In the part of Sarajevo where the sun shines from the moment it rises until it sets lives Vidosava Matuh or „auntie“ Vida, as she has been called by as many as twenty children without parental care. She raised them as her own two children, making sure that, as long as they are under her roof, they won’t lack anything. Especially not love.
She was chosen by the Social Center of Sarajevo Canton, the Ministry for Social Work and Displaced Persons, and the Association of Foster Parents of KS, “Perspektiva”, for the best foster parent in Sarajevo Canton for 2017. Support for foster care is one of the essential components of “Support to transformation of childcare institutions and prevention of separation of families” project, which is financed by the European Union and implemented by UNICEF B&H with its partners.
„Auntie“ Vida became a foster mother in 1987, only a month and a half after she gave birth to her first child. At the time, she welcomed two boys who came from the central part of the country and who attended the nearby Center for Aural and Speech Rehabilitation. With a smile on her face, she recalls taking her son to the speech therapist three years later, since he used speech less and sign language more.

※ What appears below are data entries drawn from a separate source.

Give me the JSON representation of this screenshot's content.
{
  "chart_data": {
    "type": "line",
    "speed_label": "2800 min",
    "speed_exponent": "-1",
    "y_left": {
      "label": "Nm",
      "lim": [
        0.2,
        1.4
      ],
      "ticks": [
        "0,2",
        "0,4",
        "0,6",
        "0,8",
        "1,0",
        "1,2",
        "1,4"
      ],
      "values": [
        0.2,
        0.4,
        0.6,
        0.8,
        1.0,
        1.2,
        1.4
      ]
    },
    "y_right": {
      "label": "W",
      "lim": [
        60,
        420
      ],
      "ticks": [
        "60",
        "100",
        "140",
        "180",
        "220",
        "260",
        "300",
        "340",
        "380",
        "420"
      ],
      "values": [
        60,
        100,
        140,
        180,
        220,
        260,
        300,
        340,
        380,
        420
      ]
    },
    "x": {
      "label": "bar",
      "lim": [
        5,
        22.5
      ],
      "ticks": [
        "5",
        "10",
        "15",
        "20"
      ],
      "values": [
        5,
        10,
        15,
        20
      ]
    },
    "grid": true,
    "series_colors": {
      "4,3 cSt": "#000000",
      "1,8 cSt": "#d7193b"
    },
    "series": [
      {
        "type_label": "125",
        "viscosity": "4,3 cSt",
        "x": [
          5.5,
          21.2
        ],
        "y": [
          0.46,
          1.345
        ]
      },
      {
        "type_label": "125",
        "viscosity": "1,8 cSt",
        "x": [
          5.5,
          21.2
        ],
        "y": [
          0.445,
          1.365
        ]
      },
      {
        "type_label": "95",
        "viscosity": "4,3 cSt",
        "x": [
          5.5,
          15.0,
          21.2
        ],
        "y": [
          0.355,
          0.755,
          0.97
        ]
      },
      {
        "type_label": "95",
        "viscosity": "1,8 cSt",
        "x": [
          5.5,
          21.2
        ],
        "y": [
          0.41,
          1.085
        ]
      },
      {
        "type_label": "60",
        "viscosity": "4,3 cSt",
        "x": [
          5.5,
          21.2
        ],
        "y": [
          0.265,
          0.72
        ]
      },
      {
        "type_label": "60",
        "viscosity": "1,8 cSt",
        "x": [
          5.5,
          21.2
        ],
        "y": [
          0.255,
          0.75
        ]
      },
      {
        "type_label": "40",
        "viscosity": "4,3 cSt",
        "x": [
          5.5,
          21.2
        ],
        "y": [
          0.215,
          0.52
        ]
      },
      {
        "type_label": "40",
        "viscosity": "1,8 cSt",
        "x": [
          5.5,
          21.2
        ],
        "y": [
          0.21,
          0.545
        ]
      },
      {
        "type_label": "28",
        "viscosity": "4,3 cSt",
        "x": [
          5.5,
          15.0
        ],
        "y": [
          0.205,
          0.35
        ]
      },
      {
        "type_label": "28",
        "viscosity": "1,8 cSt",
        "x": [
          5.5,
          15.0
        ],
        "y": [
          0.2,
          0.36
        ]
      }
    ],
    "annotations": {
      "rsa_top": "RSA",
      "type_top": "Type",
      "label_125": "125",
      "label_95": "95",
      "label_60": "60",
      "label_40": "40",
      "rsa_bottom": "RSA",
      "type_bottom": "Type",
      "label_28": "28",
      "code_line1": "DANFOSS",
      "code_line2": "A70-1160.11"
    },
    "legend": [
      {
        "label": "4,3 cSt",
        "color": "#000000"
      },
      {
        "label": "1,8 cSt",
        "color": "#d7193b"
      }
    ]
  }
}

The boys spent the entirety of war at Vida’s house, and in 1992 Vida gave birth to her daughter. It wasn’t easy spending four years hiding in a basement, without electricity, water, lacking food and other necessities, and at the same time fearing for the lives of four children.
However, the war ended with both of them well and alive, and after them came two girls. Both of them are grown women now; one of them has her own family, and the other one, 19-year-old Dragana, still lives there. She is a biology student at the Faculty of Natural Sciences and Mathematics in Sarajevo. With tears in her eyes she watches Vida who recalls the circumstances in which they first met each other.
– The little one stayed in the hospital with her sick mother for a long time. Her father previously died. She was only ten, and she had no relatives. It was too sad, says Vida.
Everything is different now.
– When I arrived at this house, I was falling behind in school, but „auntie“ Vida was persistent and patient, helping me to get through it. Her love and affection are unique. She is, in fact, my mother. Her children are my brother and sister, a family that I wouldn’t have otherwise, says Dragana.
Everything in Vida’s life is dedicated to the children, to their needs and responsibilities. She admits that after her husband’s death and numerous partings with children she went through a period when she wanted to give up. However, a call from the Social Centre – with an offer for her to foster a three-year-old girl – changed her decision.
– That child, so dear and charming, she brought me back to life. In September of last year, prior to her seventh birthday, she was adopted by wonderful, kind and educated people. I prepared her very well for our farewell and she left with a smile on her face. At home we still ache for her, but I am happy she found home and parents. As long as I am alive she and all other children I took care of are welcome here, says Vida.
Since October of 2017, Vida has been a foster mother to a eight-year-old girl, who arrived from the Home for Children without Parental Care Bjelave. For the purposes of this text we will refer to her as Lana. She goes to the second grade of primary school.
– It takes time for children who grew in institutional care to adapt to life in a family. They are not used to having something that is only theirs. They never saw how a lunch is being prepared, they never went to visit someone, they never went to a park, to countryside, they never learned how to ice skate, never went shopping…Lana enjoys these things, she constantly asks me whether I need something from the store. No matter how hard they tried, employees at the Home cannot devote their attention to every child one-on-one. I can and I have to. This is what family is for. Institutions may have more money than an average family, but I have the time to embrace that child, I can always stop for a bit for them to confide in me, to share their sadness, joy and wishes with me, and together we will try and make their dreams come true. Who knows whether we will succeed, but we will try, stresses Vida.
Lana looks at her and smiles. She says she likes going to school, drawing and solving math problems. She is happy that „auntie“ Vida will come to the parent-teacher meetings, and she “boasted” about this to her friends. This is a very important thing to her.
With the help of Vida, she learned how to read and write. Since she arrived, they went through at least three notebooks. She brought all of them to the table. She enjoys the compliments she has recieved for improvements in her handwriting. Vida is also proud.
– She is a diligent and a smart girl who needs love, affection and support in order to achieve better results. I want her to use all her capacities so that one day she can become a useful member of this society. This is the purpose of foster care, which I would recommend for everyone who has enough affection and time to dedicate to children, stresses Vida, advising readers who wish to find out how to become a foster parent to look for information at the nearest Social Center.